Select a cell in the data set, then on the XLMiner Ribbon, from the Data Mining tab, select Associate - Association Rules to open the Association Rule dialog.
Since the data contained in the Associations.xlsx data set are all 0s and 1s, under Input Data Format, select Data in binary matrix format. This option should be selected if each column in the data represents a distinct item. XLMiner treats the data as a matrix of two entities, zeros and nonzeros. All nonzeros are treated as 1s. A 0 signifies that the item is absent in that transaction, and a 1 signifies the item is present. When each row of data consists of item codes or names that are present in that transaction, select Data in item list.

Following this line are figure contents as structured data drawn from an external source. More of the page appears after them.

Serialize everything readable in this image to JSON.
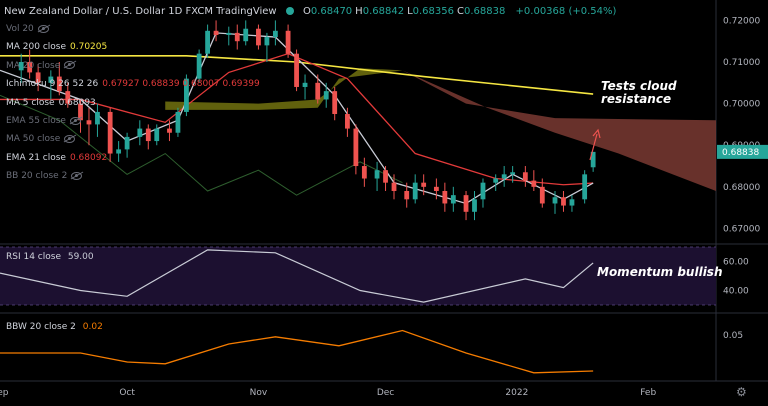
{
  "header": {
    "title": "New Zealand Dollar / U.S. Dollar  1D  FXCM  TradingView",
    "ohlc": [
      {
        "k": "O",
        "v": "0.68470"
      },
      {
        "k": "H",
        "v": "0.68842"
      },
      {
        "k": "L",
        "v": "0.68356"
      },
      {
        "k": "C",
        "v": "0.68838"
      }
    ],
    "change": "+0.00368 (+0.54%)"
  },
  "legend": [
    {
      "label": "Vol 20",
      "value": "",
      "color": "#6a6d78",
      "faded": true
    },
    {
      "label": "MA 200 close",
      "value": "0.70205",
      "color": "#f5e642",
      "faded": false
    },
    {
      "label": "MA 20 close",
      "value": "",
      "color": "#6a6d78",
      "faded": true
    },
    {
      "label": "Ichimoku 9 26 52 26",
      "value": "0.67927  0.68839  0.68007  0.69399",
      "color": "#e23a3a",
      "faded": false
    },
    {
      "label": "MA 5 close",
      "value": "0.68093",
      "color": "#d1d4dc",
      "faded": false
    },
    {
      "label": "EMA 55 close",
      "value": "",
      "color": "#6a6d78",
      "faded": true
    },
    {
      "label": "MA 50 close",
      "value": "",
      "color": "#6a6d78",
      "faded": true
    },
    {
      "label": "EMA 21 close",
      "value": "0.68092",
      "color": "#e23a3a",
      "faded": false
    },
    {
      "label": "BB 20 close 2",
      "value": "",
      "color": "#6a6d78",
      "faded": true
    }
  ],
  "annotations": {
    "cloud_note": "Tests cloud\nresistance",
    "rsi_note": "Momentum bullish"
  },
  "rsi_legend": {
    "label": "RSI 14 close",
    "value": "59.00"
  },
  "bbw_legend": {
    "label": "BBW 20 close 2",
    "value": "0.02"
  },
  "price_axis": {
    "ticks": [
      "0.72000",
      "0.71000",
      "0.70000",
      "0.69000",
      "0.68000",
      "0.67000"
    ],
    "last_price": "0.68838"
  },
  "rsi_axis": {
    "ticks": [
      "60.00",
      "40.00"
    ]
  },
  "bbw_axis": {
    "ticks": [
      "0.05"
    ]
  },
  "time_axis": {
    "ticks": [
      "Sep",
      "Oct",
      "Nov",
      "Dec",
      "2022",
      "Feb"
    ]
  },
  "colors": {
    "up": "#26a69a",
    "down": "#ef5350",
    "ma200": "#f5e642",
    "ema21": "#e23a3a",
    "ma5": "#c9ccd6",
    "rsi": "#c9ccd6",
    "bbw": "#f57c00",
    "cloud_bull": "#8a8a12",
    "cloud_bear": "#7a3a33",
    "accent": "#26a69a"
  },
  "chart_data": [
    {
      "type": "candlestick",
      "title": "New Zealand Dollar / U.S. Dollar 1D FXCM",
      "ylim": [
        0.6665,
        0.7225
      ],
      "x_range": [
        "2021-09-01",
        "2022-02-17"
      ],
      "x_ticks": [
        "Sep",
        "Oct",
        "Nov",
        "Dec",
        "2022",
        "Feb"
      ],
      "candles": [
        {
          "d": "2021-09-06",
          "o": 0.708,
          "h": 0.712,
          "l": 0.705,
          "c": 0.71
        },
        {
          "d": "2021-09-08",
          "o": 0.71,
          "h": 0.713,
          "l": 0.706,
          "c": 0.7075
        },
        {
          "d": "2021-09-10",
          "o": 0.7075,
          "h": 0.7095,
          "l": 0.703,
          "c": 0.705
        },
        {
          "d": "2021-09-13",
          "o": 0.705,
          "h": 0.708,
          "l": 0.701,
          "c": 0.7065
        },
        {
          "d": "2021-09-15",
          "o": 0.7065,
          "h": 0.71,
          "l": 0.702,
          "c": 0.703
        },
        {
          "d": "2021-09-17",
          "o": 0.703,
          "h": 0.705,
          "l": 0.699,
          "c": 0.7
        },
        {
          "d": "2021-09-20",
          "o": 0.7,
          "h": 0.701,
          "l": 0.693,
          "c": 0.696
        },
        {
          "d": "2021-09-22",
          "o": 0.696,
          "h": 0.699,
          "l": 0.69,
          "c": 0.695
        },
        {
          "d": "2021-09-24",
          "o": 0.695,
          "h": 0.7,
          "l": 0.692,
          "c": 0.698
        },
        {
          "d": "2021-09-27",
          "o": 0.698,
          "h": 0.699,
          "l": 0.686,
          "c": 0.688
        },
        {
          "d": "2021-09-29",
          "o": 0.688,
          "h": 0.691,
          "l": 0.686,
          "c": 0.689
        },
        {
          "d": "2021-10-01",
          "o": 0.689,
          "h": 0.693,
          "l": 0.687,
          "c": 0.692
        },
        {
          "d": "2021-10-04",
          "o": 0.692,
          "h": 0.696,
          "l": 0.69,
          "c": 0.694
        },
        {
          "d": "2021-10-06",
          "o": 0.694,
          "h": 0.695,
          "l": 0.689,
          "c": 0.691
        },
        {
          "d": "2021-10-08",
          "o": 0.691,
          "h": 0.695,
          "l": 0.69,
          "c": 0.694
        },
        {
          "d": "2021-10-11",
          "o": 0.694,
          "h": 0.696,
          "l": 0.691,
          "c": 0.693
        },
        {
          "d": "2021-10-13",
          "o": 0.693,
          "h": 0.699,
          "l": 0.692,
          "c": 0.698
        },
        {
          "d": "2021-10-15",
          "o": 0.698,
          "h": 0.707,
          "l": 0.697,
          "c": 0.706
        },
        {
          "d": "2021-10-18",
          "o": 0.706,
          "h": 0.713,
          "l": 0.705,
          "c": 0.712
        },
        {
          "d": "2021-10-20",
          "o": 0.712,
          "h": 0.719,
          "l": 0.711,
          "c": 0.7175
        },
        {
          "d": "2021-10-22",
          "o": 0.7175,
          "h": 0.72,
          "l": 0.715,
          "c": 0.7165
        },
        {
          "d": "2021-10-25",
          "o": 0.7165,
          "h": 0.7185,
          "l": 0.714,
          "c": 0.717
        },
        {
          "d": "2021-10-27",
          "o": 0.717,
          "h": 0.719,
          "l": 0.713,
          "c": 0.715
        },
        {
          "d": "2021-10-29",
          "o": 0.715,
          "h": 0.72,
          "l": 0.714,
          "c": 0.718
        },
        {
          "d": "2021-11-01",
          "o": 0.718,
          "h": 0.719,
          "l": 0.713,
          "c": 0.714
        },
        {
          "d": "2021-11-03",
          "o": 0.714,
          "h": 0.717,
          "l": 0.71,
          "c": 0.716
        },
        {
          "d": "2021-11-05",
          "o": 0.716,
          "h": 0.72,
          "l": 0.714,
          "c": 0.7175
        },
        {
          "d": "2021-11-08",
          "o": 0.7175,
          "h": 0.719,
          "l": 0.711,
          "c": 0.712
        },
        {
          "d": "2021-11-10",
          "o": 0.712,
          "h": 0.713,
          "l": 0.703,
          "c": 0.704
        },
        {
          "d": "2021-11-12",
          "o": 0.704,
          "h": 0.707,
          "l": 0.701,
          "c": 0.705
        },
        {
          "d": "2021-11-15",
          "o": 0.705,
          "h": 0.707,
          "l": 0.7,
          "c": 0.701
        },
        {
          "d": "2021-11-17",
          "o": 0.701,
          "h": 0.705,
          "l": 0.699,
          "c": 0.703
        },
        {
          "d": "2021-11-19",
          "o": 0.703,
          "h": 0.704,
          "l": 0.696,
          "c": 0.6975
        },
        {
          "d": "2021-11-22",
          "o": 0.6975,
          "h": 0.699,
          "l": 0.692,
          "c": 0.694
        },
        {
          "d": "2021-11-24",
          "o": 0.694,
          "h": 0.695,
          "l": 0.683,
          "c": 0.685
        },
        {
          "d": "2021-11-26",
          "o": 0.685,
          "h": 0.687,
          "l": 0.68,
          "c": 0.682
        },
        {
          "d": "2021-11-29",
          "o": 0.682,
          "h": 0.686,
          "l": 0.679,
          "c": 0.684
        },
        {
          "d": "2021-12-01",
          "o": 0.684,
          "h": 0.685,
          "l": 0.679,
          "c": 0.681
        },
        {
          "d": "2021-12-03",
          "o": 0.681,
          "h": 0.683,
          "l": 0.677,
          "c": 0.679
        },
        {
          "d": "2021-12-06",
          "o": 0.679,
          "h": 0.681,
          "l": 0.675,
          "c": 0.677
        },
        {
          "d": "2021-12-08",
          "o": 0.677,
          "h": 0.683,
          "l": 0.676,
          "c": 0.681
        },
        {
          "d": "2021-12-10",
          "o": 0.681,
          "h": 0.683,
          "l": 0.678,
          "c": 0.68
        },
        {
          "d": "2021-12-13",
          "o": 0.68,
          "h": 0.682,
          "l": 0.677,
          "c": 0.679
        },
        {
          "d": "2021-12-15",
          "o": 0.679,
          "h": 0.681,
          "l": 0.674,
          "c": 0.676
        },
        {
          "d": "2021-12-17",
          "o": 0.676,
          "h": 0.68,
          "l": 0.674,
          "c": 0.678
        },
        {
          "d": "2021-12-20",
          "o": 0.678,
          "h": 0.679,
          "l": 0.672,
          "c": 0.674
        },
        {
          "d": "2021-12-22",
          "o": 0.674,
          "h": 0.679,
          "l": 0.672,
          "c": 0.677
        },
        {
          "d": "2021-12-24",
          "o": 0.677,
          "h": 0.682,
          "l": 0.675,
          "c": 0.681
        },
        {
          "d": "2021-12-27",
          "o": 0.681,
          "h": 0.683,
          "l": 0.679,
          "c": 0.682
        },
        {
          "d": "2021-12-29",
          "o": 0.682,
          "h": 0.685,
          "l": 0.68,
          "c": 0.683
        },
        {
          "d": "2021-12-31",
          "o": 0.683,
          "h": 0.685,
          "l": 0.681,
          "c": 0.6835
        },
        {
          "d": "2022-01-03",
          "o": 0.6835,
          "h": 0.685,
          "l": 0.68,
          "c": 0.6815
        },
        {
          "d": "2022-01-05",
          "o": 0.6815,
          "h": 0.684,
          "l": 0.679,
          "c": 0.68
        },
        {
          "d": "2022-01-07",
          "o": 0.68,
          "h": 0.682,
          "l": 0.675,
          "c": 0.676
        },
        {
          "d": "2022-01-10",
          "o": 0.676,
          "h": 0.679,
          "l": 0.6735,
          "c": 0.6775
        },
        {
          "d": "2022-01-12",
          "o": 0.6775,
          "h": 0.679,
          "l": 0.674,
          "c": 0.6755
        },
        {
          "d": "2022-01-14",
          "o": 0.6755,
          "h": 0.678,
          "l": 0.674,
          "c": 0.677
        },
        {
          "d": "2022-01-17",
          "o": 0.677,
          "h": 0.684,
          "l": 0.676,
          "c": 0.683
        },
        {
          "d": "2022-01-19",
          "o": 0.6847,
          "h": 0.6884,
          "l": 0.6836,
          "c": 0.6884
        }
      ]
    },
    {
      "type": "line",
      "ylim": [
        0.6665,
        0.7225
      ],
      "series": [
        {
          "name": "MA 200 close",
          "points": [
            [
              "2021-09-01",
              0.7115
            ],
            [
              "2021-10-15",
              0.7115
            ],
            [
              "2021-11-10",
              0.71
            ],
            [
              "2021-12-10",
              0.7065
            ],
            [
              "2022-01-19",
              0.7023
            ]
          ]
        },
        {
          "name": "EMA 21 close",
          "points": [
            [
              "2021-09-01",
              0.701
            ],
            [
              "2021-09-20",
              0.701
            ],
            [
              "2021-10-10",
              0.6955
            ],
            [
              "2021-10-25",
              0.7075
            ],
            [
              "2021-11-08",
              0.712
            ],
            [
              "2021-11-22",
              0.706
            ],
            [
              "2021-12-08",
              0.688
            ],
            [
              "2021-12-27",
              0.682
            ],
            [
              "2022-01-12",
              0.6805
            ],
            [
              "2022-01-19",
              0.6809
            ]
          ]
        },
        {
          "name": "MA 5 close",
          "points": [
            [
              "2021-09-01",
              0.708
            ],
            [
              "2021-09-20",
              0.701
            ],
            [
              "2021-10-01",
              0.691
            ],
            [
              "2021-10-13",
              0.696
            ],
            [
              "2021-10-22",
              0.717
            ],
            [
              "2021-11-05",
              0.716
            ],
            [
              "2021-11-19",
              0.702
            ],
            [
              "2021-12-03",
              0.681
            ],
            [
              "2021-12-20",
              0.676
            ],
            [
              "2021-12-31",
              0.683
            ],
            [
              "2022-01-12",
              0.677
            ],
            [
              "2022-01-19",
              0.6809
            ]
          ]
        },
        {
          "name": "Ichimoku cloud",
          "points": [
            [
              "2021-10-10",
              0.6985
            ],
            [
              "2021-11-15",
              0.6985
            ],
            [
              "2021-11-20",
              0.706
            ],
            [
              "2021-12-10",
              0.708
            ],
            [
              "2021-12-20",
              0.7
            ],
            [
              "2022-01-10",
              0.696
            ],
            [
              "2022-02-17",
              0.696
            ]
          ]
        }
      ]
    },
    {
      "type": "line",
      "title": "RSI 14 close",
      "ylim": [
        30,
        70
      ],
      "series": [
        {
          "name": "RSI 14 close",
          "points": [
            [
              "2021-09-01",
              52
            ],
            [
              "2021-09-20",
              40
            ],
            [
              "2021-10-01",
              36
            ],
            [
              "2021-10-20",
              68
            ],
            [
              "2021-11-05",
              66
            ],
            [
              "2021-11-25",
              40
            ],
            [
              "2021-12-10",
              32
            ],
            [
              "2022-01-03",
              48
            ],
            [
              "2022-01-12",
              42
            ],
            [
              "2022-01-19",
              59
            ]
          ]
        }
      ]
    },
    {
      "type": "line",
      "title": "BBW 20 close 2",
      "ylim": [
        0.0,
        0.07
      ],
      "series": [
        {
          "name": "BBW 20 close 2",
          "points": [
            [
              "2021-09-01",
              0.03
            ],
            [
              "2021-09-20",
              0.03
            ],
            [
              "2021-10-01",
              0.02
            ],
            [
              "2021-10-10",
              0.018
            ],
            [
              "2021-10-25",
              0.04
            ],
            [
              "2021-11-05",
              0.048
            ],
            [
              "2021-11-20",
              0.038
            ],
            [
              "2021-12-05",
              0.055
            ],
            [
              "2021-12-20",
              0.03
            ],
            [
              "2022-01-05",
              0.008
            ],
            [
              "2022-01-19",
              0.01
            ]
          ]
        }
      ]
    }
  ]
}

Enter 100 for the Minimum support (# transactions). This option specifies the minimum number of transactions in which a particular item set must appear to qualify for inclusion in an association rule.
Enter 90 for Minimum confidence (%). This option specifies the minimum confidence threshold for rule generation. If A is the set of Antecedents and C the set of Consequents, then only those A =>C (Antecedent implies Consequent) rules will qualify, for which the ratio (support of A U C) / (support of A) at least equals this percentage.
Click OK. The output worksheet, AssocRules_Output, is inserted immediately to the right of the Assoc_binary worksheet.
Rule 2 indicates that if a Youth book, a Reference book, and a Geography book are purchased, then with 90.35% confidence a Child book will also be purchased. The Support for A column indicates that the rule has the support of 114 transactions, meaning that 114 people bought a Youth book, Reference book, and a Geography book. The Support for C column indicates the number of transactions involving the purchase of Child books. The Support for A & C columns indicate the number of transactions where a Youth book, Reference book, Geography book, and Child book were purchased.
The Lift Ratio indicates how likely a transaction will be found where all four book types (Youth, Reference, Geography, and Child) are purchased, as compared to the entire population of transactions. In other words, the Lift Ratio is the Confidence divided by the value for Support for C. For Rule 2, with a confidence of 90.35%, support is calculated as 846/2000 = .423. The Lift Ratio is calculated as .9035/.423 or 2.136. Given support at 90.35% and a Lift Ratio of 2.136, this rule can be considered useful.